Wednesday, May 15, 2019

Infinite Inbox

ijmaki via Pixabay
Last Thursday, I posted something in class for my students' reference and, at the same time, unwittingly shared another piece of information that didn't make me look so good.

"Professor Hess!" one of my young ladies cried. "Do you really have 4,175 unread emails?"

I reassured her that most of them were newsletters that I'd go in and delete once the semester was over.

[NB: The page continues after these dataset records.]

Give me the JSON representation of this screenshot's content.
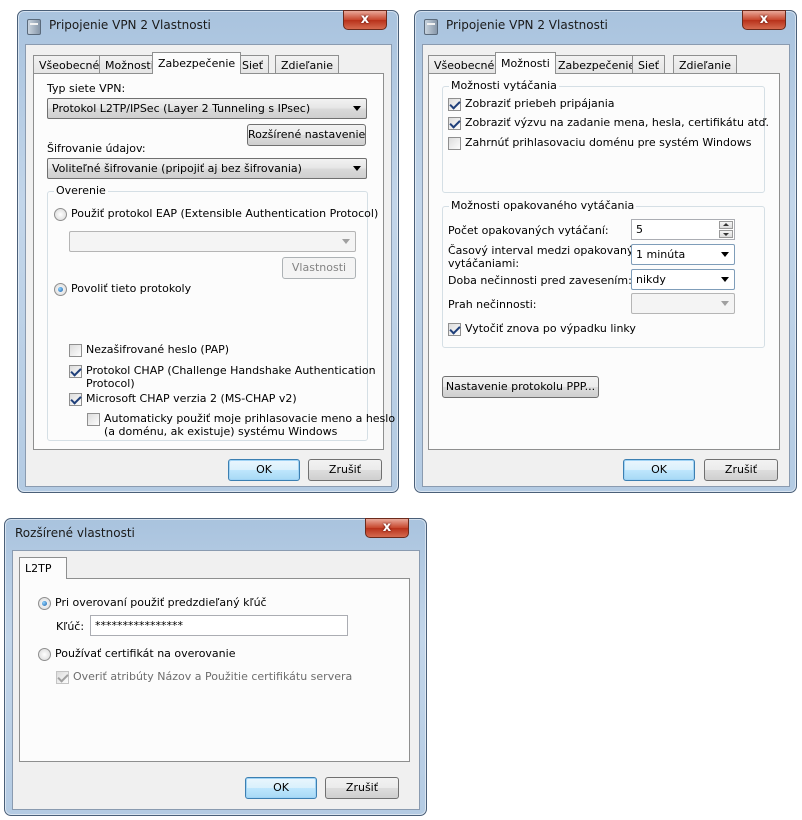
{
  "win1": {
    "title": "Pripojenie VPN 2 Vlastnosti",
    "close": "x",
    "tabs": [
      "Všeobecné",
      "Možnosti",
      "Zabezpečenie",
      "Sieť",
      "Zdieľanie"
    ],
    "vpn_type_label": "Typ siete VPN:",
    "vpn_type_value": "Protokol L2TP/IPSec (Layer 2 Tunneling s IPsec)",
    "advanced_button": "Rozšírené nastavenie",
    "encryption_label": "Šifrovanie údajov:",
    "encryption_value": "Voliteľné šifrovanie (pripojiť aj bez šifrovania)",
    "auth_group": "Overenie",
    "eap_radio": "Použiť protokol EAP (Extensible Authentication Protocol)",
    "eap_combo": "",
    "eap_properties": "Vlastnosti",
    "allow_radio": "Povoliť tieto protokoly",
    "pap": "Nezašifrované heslo (PAP)",
    "chap_line1": "Protokol CHAP (Challenge Handshake Authentication",
    "chap_line2": "Protocol)",
    "mschap": "Microsoft CHAP verzia 2 (MS-CHAP v2)",
    "auto_line1": "Automaticky použiť moje prihlasovacie meno a heslo",
    "auto_line2": "(a doménu, ak existuje) systému Windows",
    "ok": "OK",
    "cancel": "Zrušiť"
  },
  "win2": {
    "title": "Pripojenie VPN 2 Vlastnosti",
    "close": "x",
    "tabs": [
      "Všeobecné",
      "Možnosti",
      "Zabezpečenie",
      "Sieť",
      "Zdieľanie"
    ],
    "dial_group": "Možnosti vytáčania",
    "show_progress": "Zobraziť priebeh pripájania",
    "prompt_credentials": "Zobraziť výzvu na zadanie mena, hesla, certifikátu atď.",
    "include_domain": "Zahrnúť prihlasovaciu doménu pre systém Windows",
    "redial_group": "Možnosti opakovaného vytáčania",
    "redial_count_label": "Počet opakovaných vytáčaní:",
    "redial_count_value": "5",
    "interval_label_line1": "Časový interval medzi opakovanými",
    "interval_label_line2": "vytáčaniami:",
    "interval_value": "1 minúta",
    "idle_label": "Doba nečinnosti pred zavesením:",
    "idle_value": "nikdy",
    "threshold_label": "Prah nečinnosti:",
    "threshold_value": "",
    "redial_on_drop": "Vytočiť znova po výpadku linky",
    "ppp_button": "Nastavenie protokolu PPP...",
    "ok": "OK",
    "cancel": "Zrušiť"
  },
  "win3": {
    "title": "Rozšírené vlastnosti",
    "close": "x",
    "tab": "L2TP",
    "psk_radio": "Pri overovaní použiť predzdieľaný kľúč",
    "key_label": "Kľúč:",
    "key_value": "****************",
    "cert_radio": "Používať certifikát na overovanie",
    "verify_cert": "Overiť atribúty Názov a Použitie certifikátu servera",
    "ok": "OK",
    "cancel": "Zrušiť"
  }
}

She was no less horrified.

My email inbox is my organizational Achilles' heel. Like the piles of to-be-read books that are on bookshelves throughout my house, they belie both a sense of optimism and a lack of time. I keep thinking I'm going to have time to dig in and see what goodies lie beneath the snappy subject lines and tantalizing titles.

Only I never do.

So, now that the semester is (almost) over, it's (almost) time to dig in. The first step is to set parameters (what to get rid of and what to keep), but that also raises some questions. If "newsletter" implies "news," for example, how old does an email have to be to no longer qualify as "news"? If I keep tax records for seven years, how long do I keep emails from former students? And, perhaps most important, how do I create and access the archives on my school account?

These questions are just the tip of the iceberg and I'm sure that once I dig in, new ones will emerge as well. While I'd love to set lofty goals like inbox zero, I'm too realistic -- and too I need to see it -- to even dream of such a possibility.

So for now, I'll just settle for reducing the number to something less embarrassing.

And maybe unsubscribing from a few of those newsletters.